Clinton attributed the stagnancy of gun control reform to the strength of the gun lobby, which she called the most powerful lobby in Washington, D.C.

“They have figured out a way to intimidate elected officials at all levels, who just stop thinking about this issue because they are too scared to stand up to the [National Rifle Association],” Clinton stated.

The panelists represented a broad swath of community members: some who lost close family members in the Sandy Hook shooting, some who broke free from the cycle of poverty and used their experience to forge a path for other disadvantaged youths and some who bore witness to and have decided to fight against the atrocities of gun violence.

Among the five panelists was Erica Smegielski, who lost her mother — Sandy Hook Elementary School Principal Dawn Hochsprung — in the Newtown shooting. Smegielski admitted that prior to the tragedy, gun violence and gun-related crimes were not “on [her] radar” aside from watching the news.
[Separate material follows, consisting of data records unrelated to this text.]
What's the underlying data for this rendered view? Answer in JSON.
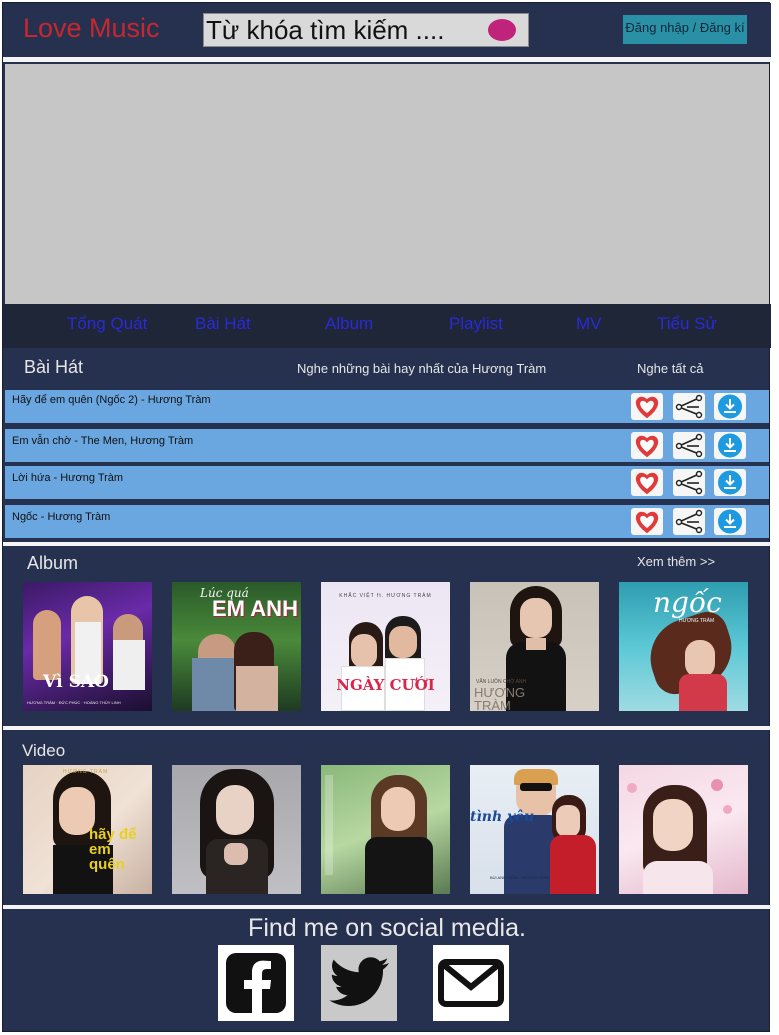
{
  "header": {
    "logo": "Love Music",
    "search_placeholder": "Từ khóa tìm kiếm ....",
    "login_label": "Đăng nhập / Đăng kí"
  },
  "nav": {
    "items": [
      "Tổng Quát",
      "Bài Hát",
      "Album",
      "Playlist",
      "MV",
      "Tiểu Sử"
    ]
  },
  "songs": {
    "title": "Bài Hát",
    "subtitle": "Nghe những bài hay nhất của Hương Tràm",
    "listen_all": "Nghe tất cả",
    "items": [
      "Hãy để em quên (Ngốc 2) - Hương Tràm",
      "Em vẫn chờ - The Men, Hương Tràm",
      "Lời hứa - Hương Tràm",
      "Ngốc - Hương Tràm"
    ]
  },
  "album": {
    "title": "Album",
    "more": "Xem thêm >>",
    "covers": [
      {
        "name": "album-cover-vi-sao",
        "text_big": "Vì SAO",
        "text_small": "HƯƠNG TRÀM · ĐỨC PHÚC · HOÀNG THÙY LINH"
      },
      {
        "name": "album-cover-em-anh",
        "text_big": "EM ANH",
        "text_small": "Lúc quá"
      },
      {
        "name": "album-cover-ngay-cuoi",
        "text_big": "NGÀY CƯỚI",
        "text_small": "KHẮC VIỆT ft. HƯƠNG TRÀM"
      },
      {
        "name": "album-cover-em-van-cho",
        "text_big": "HƯƠNG TRÀM",
        "text_small": "VẪN LUÔN CHỜ ANH"
      },
      {
        "name": "album-cover-ngoc",
        "text_big": "ngốc",
        "text_small": "HƯƠNG TRÀM"
      }
    ]
  },
  "video": {
    "title": "Video",
    "thumbs": [
      {
        "name": "video-thumb-hay-de-em-quen",
        "text_big": "hãy để em quên",
        "text_small": "HƯƠNG TRÀM"
      },
      {
        "name": "video-thumb-2",
        "text_big": "",
        "text_small": ""
      },
      {
        "name": "video-thumb-3",
        "text_big": "",
        "text_small": ""
      },
      {
        "name": "video-thumb-em-van-cho",
        "text_big": "tình yêu",
        "text_small": "BÙI ANH TUẤN · HƯƠNG TRÀM"
      },
      {
        "name": "video-thumb-5",
        "text_big": "",
        "text_small": ""
      }
    ]
  },
  "footer": {
    "text": "Find me on social media.",
    "icons": [
      "facebook-icon",
      "twitter-icon",
      "mail-icon"
    ]
  },
  "colors": {
    "page_bg": "#263150",
    "logo": "#c8272f",
    "nav_text": "#2a2ad6",
    "song_row": "#6aa7e0",
    "login_bg": "#2a90a6",
    "search_button": "#c0247a",
    "banner": "#c6c6c6"
  }
}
She said she began advocating for common-sense gun laws shortly after recovering from the death of her mother.

“There is nothing I can do to bring [my mother] back,” Smegielski said. “What I can do is stand up and use my voice and story to motivate other people to use their voice and share their stories and come together on this issue.”
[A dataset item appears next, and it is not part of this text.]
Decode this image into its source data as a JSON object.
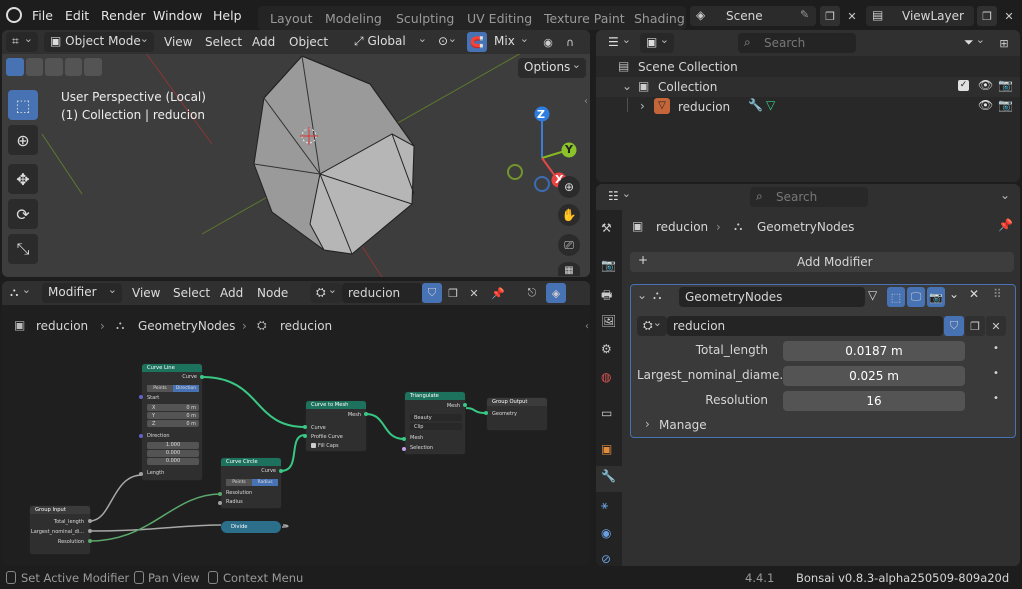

Fellow panelist Iran Nazario, program director of Peacebuilders — an organization that provides youth with psychological first aid, crisis intervention and grief counseling — personified the cultural implication of normalizing gun violence. He spoke of his first experience with a gun as a 9-year-old watching a police officer point a gun at his mother as she was being arrested for a drug offense. Nazario subsequently became a child of “the system” — a foster child thrust into a cycle of imprisonment and homelessness.
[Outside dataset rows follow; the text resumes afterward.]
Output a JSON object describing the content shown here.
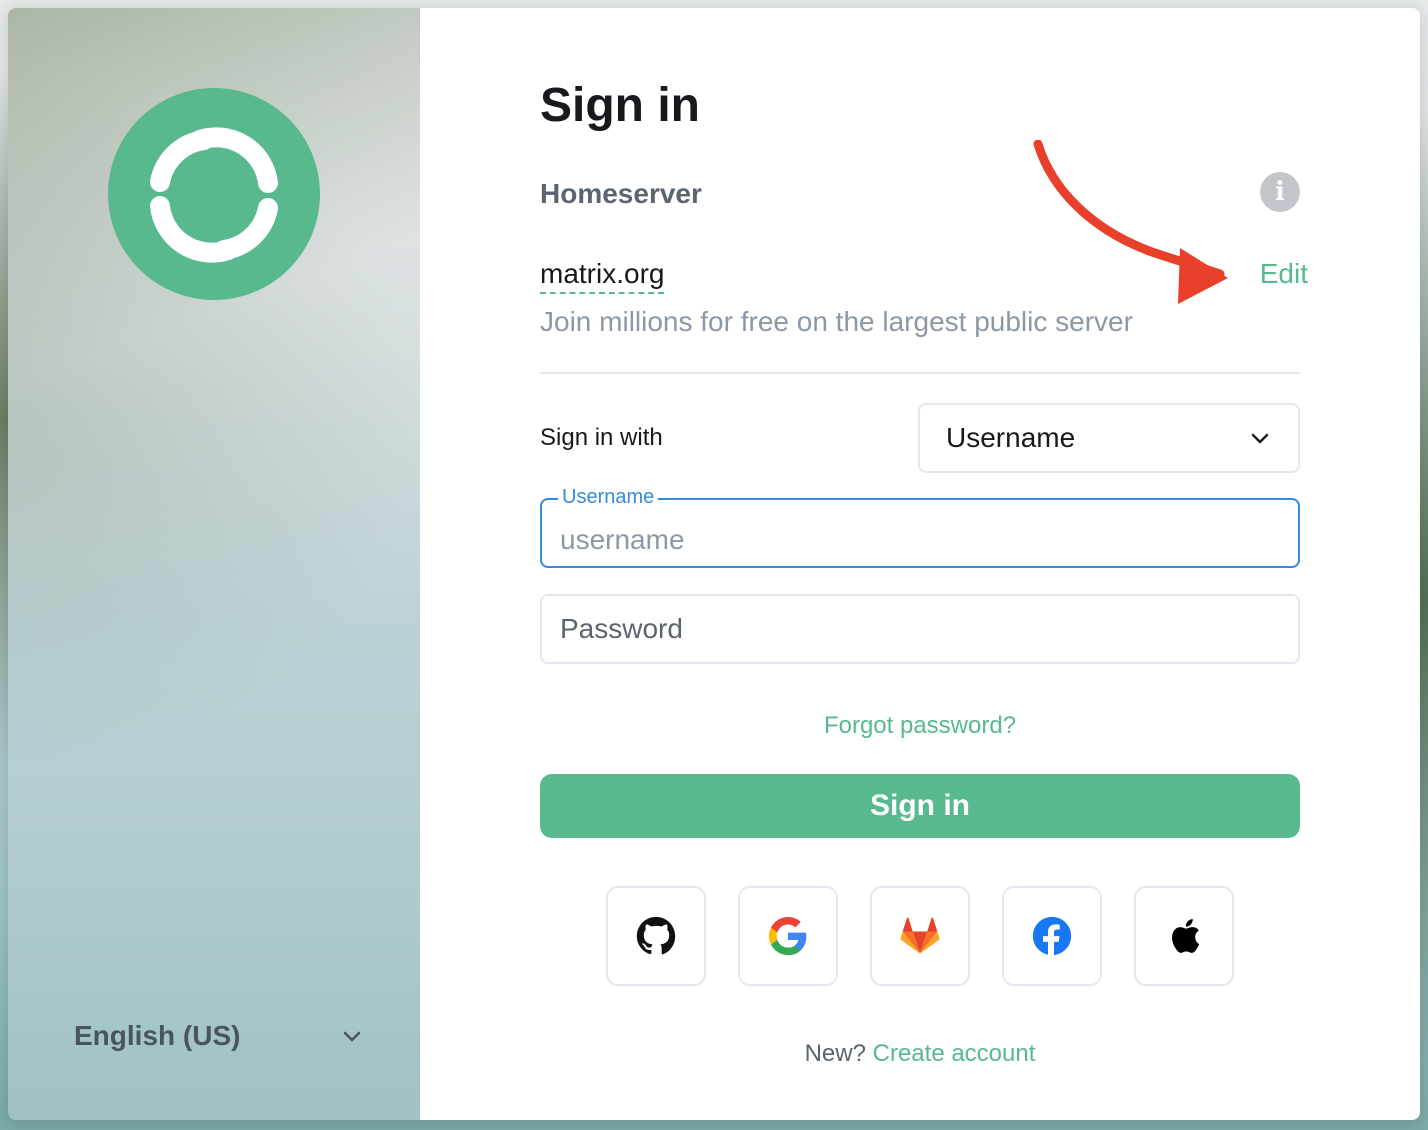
{
  "sidebar": {
    "language": "English (US)"
  },
  "login": {
    "title": "Sign in",
    "homeserver_label": "Homeserver",
    "homeserver_name": "matrix.org",
    "homeserver_edit": "Edit",
    "homeserver_desc": "Join millions for free on the largest public server",
    "sign_in_with_label": "Sign in with",
    "sign_in_with_value": "Username",
    "username_label": "Username",
    "username_placeholder": "username",
    "username_value": "",
    "password_placeholder": "Password",
    "password_value": "",
    "forgot_password": "Forgot password?",
    "submit": "Sign in",
    "sso_providers": [
      "github-icon",
      "google-icon",
      "gitlab-icon",
      "facebook-icon",
      "apple-icon"
    ],
    "footer_prefix": "New?",
    "footer_link": "Create account"
  },
  "colors": {
    "accent": "#57b98d",
    "focus": "#368bd6",
    "annotation_arrow": "#e8402a"
  }
}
“I became a statistic,” Nazario said.

Clinton said she hopes to initiate programs that act as a positive replacement for gangs, in order to “protect, support and guide” students. She added that she believes when young people like Nazario wish to turn their lives around, they should be supplied with sources to support their “constant and continuous learning.” Clinton iterated the inequality that exists in many aspects of American society, including the uneven distribution of educational resources.

Kim Washington, founder of New Haven Moms Demand Action — a nonprofit that provides encouragement to families affected by gun-related crimes in the New Haven and Hamden areas — also emphasized the need for communities to act together against gun violence.

At the roundtable, Hartford community members Nancy Kirchmyer and Judy Carrithers expressed their dedication to Clinton for her resolve to institute more austere gun control measures. Carrithers said Clinton’s dedication to implementing these regulations could make the election a “one-issue vote” for her.

The roundtable also attracted a considerable number of college students.

“She has a lot of youth support — we’re just not the loudest people in the room,” Wesleyan freshman Henry Miller said.

While Clinton addressed the crowd in Hartford, her campaign effort in New Haven took on a lighter tone. In the late afternoon, Bill Clinton stopped outside Varick Memorial AME Zion Church, an evangelist church in Dixwell — a predominantly black neighborhood to the north of Yale’s campus — where he briefly met with the church’s Rev. Eldren Morrison, who oversees the church’s congregation of 1,100. He later drove to Wooster Square to grab a slice of pizza at the city’s famous Frank Pepe Pizzeria Napoletana.

Finnegan Schick contributed reporting.